ROUNDUP Von der Leyen will EU-Handelspolitik an neues Umfeld anpassen
BRÜGGE (dpa-AFX) - Das milliardenschwere US-Programm zur Förderung klimafreundlicher Technologien in Amerika erfordert nach Ansicht von EU-Kommissionspräsidentin Ursula von der Leyen einen Kurswechsel bei der Investitionspolitik in Europa. Um Wettbewerbsnachteile abzufedern, müssten die EU-Vorschriften für öffentliche Investitionen gelockert werden, erklärte die Deutsche am Sonntag bei einer Rede an der Hochschule College of Europe in Brügge. Zudem brauche es zusätzliche europäische Finanzmitteln zur Förderung sauberer Technologien und eine Kooperation mit den USA beispielsweise bei der Festlegung von Industriestandards und beim Einkauf kritischer Rohstoffe.
Bei dem Programm der USA, das offiziell Gesetz zur Verringerung der Inflation (IRA) genannt wird, handelt es sich um einen Investitionsplan im Umfang von rund 369 Milliarden Dollar, mit dem ein neues industrielles Ökosystem in strategischen Sektoren für saubere Energie aufgebaut werden soll. Subventionen und Steuergutschriften sind daran geknüpft, dass Unternehmen US-Produkte verwenden oder in den USA produzieren. In der EU wird es deswegen als diskriminierend und unvereinbar mit Regeln der Welthandelsorganisation (WTO) angesehen.
"Als Verbraucher in den Vereinigten Staaten erhalten Sie beim Kauf von Elektrofahrzeugen eine Steuerermäßigung, wenn die Fahrzeuge in Nordamerika hergestellt wurden", erklärte von der Leyen. "Und wenn Sie ein Hersteller von Batterien für ebendiese Elektrofahrzeuge sind, erhalten Sie eine Steuerermäßigung, wenn Sie in den USA produzieren." Dies bedeute, dass ein Autohersteller einen doppelten Vorteil habe, wenn er in Nordamerika produziere und Teile in den USA kaufe. Zudem könne dies auch kritische Komponenten und Rohstoffe in die USA ziehen und von den transatlantischen Lieferketten abziehen.
"Wir sehen bereits, wie sich dies auch auf Europas eigene Basis für saubere Technologien auswirken könnte, indem Investitionsströme umgeleitet werden", warnte von der Leyen. Bei diesem Wettbewerb müssten aber gleiche Wettbewerbsbedingungen herrschen.
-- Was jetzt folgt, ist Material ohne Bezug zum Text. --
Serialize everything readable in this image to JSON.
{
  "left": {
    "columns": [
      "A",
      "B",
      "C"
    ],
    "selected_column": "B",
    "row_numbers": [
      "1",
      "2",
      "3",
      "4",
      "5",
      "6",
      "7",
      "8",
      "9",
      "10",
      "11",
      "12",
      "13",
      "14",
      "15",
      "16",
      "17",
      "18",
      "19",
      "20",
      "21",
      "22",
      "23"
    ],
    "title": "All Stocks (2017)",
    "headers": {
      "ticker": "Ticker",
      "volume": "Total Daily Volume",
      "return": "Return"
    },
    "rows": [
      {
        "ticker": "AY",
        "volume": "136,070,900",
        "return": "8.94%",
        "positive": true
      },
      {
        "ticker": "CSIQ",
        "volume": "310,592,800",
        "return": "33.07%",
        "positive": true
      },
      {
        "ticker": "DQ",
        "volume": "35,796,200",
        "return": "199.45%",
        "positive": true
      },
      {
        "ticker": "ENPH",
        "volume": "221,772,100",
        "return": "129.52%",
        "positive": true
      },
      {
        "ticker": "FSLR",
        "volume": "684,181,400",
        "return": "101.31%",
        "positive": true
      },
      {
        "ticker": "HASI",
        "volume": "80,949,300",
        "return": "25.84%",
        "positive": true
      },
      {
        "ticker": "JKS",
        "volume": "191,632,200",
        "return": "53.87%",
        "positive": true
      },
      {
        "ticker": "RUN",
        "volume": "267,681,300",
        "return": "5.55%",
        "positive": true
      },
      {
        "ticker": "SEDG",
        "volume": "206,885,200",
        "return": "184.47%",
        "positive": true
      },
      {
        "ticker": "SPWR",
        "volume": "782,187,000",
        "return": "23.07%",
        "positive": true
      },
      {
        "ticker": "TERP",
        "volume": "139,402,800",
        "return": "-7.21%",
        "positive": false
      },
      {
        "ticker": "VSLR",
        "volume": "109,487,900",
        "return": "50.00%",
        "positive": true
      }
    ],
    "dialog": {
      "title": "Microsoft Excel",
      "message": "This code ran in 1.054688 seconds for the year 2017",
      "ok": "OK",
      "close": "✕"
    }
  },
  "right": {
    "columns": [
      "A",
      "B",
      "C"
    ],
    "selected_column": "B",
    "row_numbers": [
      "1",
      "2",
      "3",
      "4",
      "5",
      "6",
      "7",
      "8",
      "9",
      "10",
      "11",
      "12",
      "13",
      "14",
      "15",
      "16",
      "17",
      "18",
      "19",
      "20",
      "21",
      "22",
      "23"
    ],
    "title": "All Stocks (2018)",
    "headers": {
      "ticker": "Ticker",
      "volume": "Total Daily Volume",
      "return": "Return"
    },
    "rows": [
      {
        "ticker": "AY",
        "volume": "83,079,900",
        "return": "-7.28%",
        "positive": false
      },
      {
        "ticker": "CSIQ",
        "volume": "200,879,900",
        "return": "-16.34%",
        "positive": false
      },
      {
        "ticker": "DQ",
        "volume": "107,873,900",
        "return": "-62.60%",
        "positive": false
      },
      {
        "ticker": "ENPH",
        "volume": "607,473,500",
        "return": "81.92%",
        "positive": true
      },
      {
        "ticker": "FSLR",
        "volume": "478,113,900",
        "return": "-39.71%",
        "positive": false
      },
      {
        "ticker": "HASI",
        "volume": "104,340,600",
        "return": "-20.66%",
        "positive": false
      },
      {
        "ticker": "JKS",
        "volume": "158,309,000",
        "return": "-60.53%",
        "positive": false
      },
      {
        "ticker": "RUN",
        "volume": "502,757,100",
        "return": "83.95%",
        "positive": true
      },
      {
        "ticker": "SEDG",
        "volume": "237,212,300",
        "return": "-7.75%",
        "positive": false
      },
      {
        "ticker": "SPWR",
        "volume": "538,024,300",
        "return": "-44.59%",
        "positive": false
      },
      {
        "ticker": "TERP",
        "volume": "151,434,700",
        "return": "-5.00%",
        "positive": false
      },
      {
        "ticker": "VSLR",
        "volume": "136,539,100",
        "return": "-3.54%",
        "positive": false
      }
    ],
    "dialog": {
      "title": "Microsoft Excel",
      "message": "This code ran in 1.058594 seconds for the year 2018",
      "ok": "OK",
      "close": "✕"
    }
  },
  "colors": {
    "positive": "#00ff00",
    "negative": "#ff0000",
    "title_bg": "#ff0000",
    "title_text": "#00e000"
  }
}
Wie viel zusätzliches Geld die EU bereitstellen sollte, um dies zu ermöglichen, sagte von der Leyen in der Rede nicht. Konkret schlug sie allerdings vor, erst einmal das bereits bestehende Programm REPowerEU weiter auszubauen. Dieses ermöglicht insbesondere Investitionen in Energieeffizienz, in erneuerbare Energie und in Infrastruktur der Energieunion. Mittelfristig sollte dann über den bereits im September von ihr vorgeschlagenen Souveränitätsfonds Geld für vorgelagerte Forschung, Innovationen und strategische Projekte bereitgestellt werden.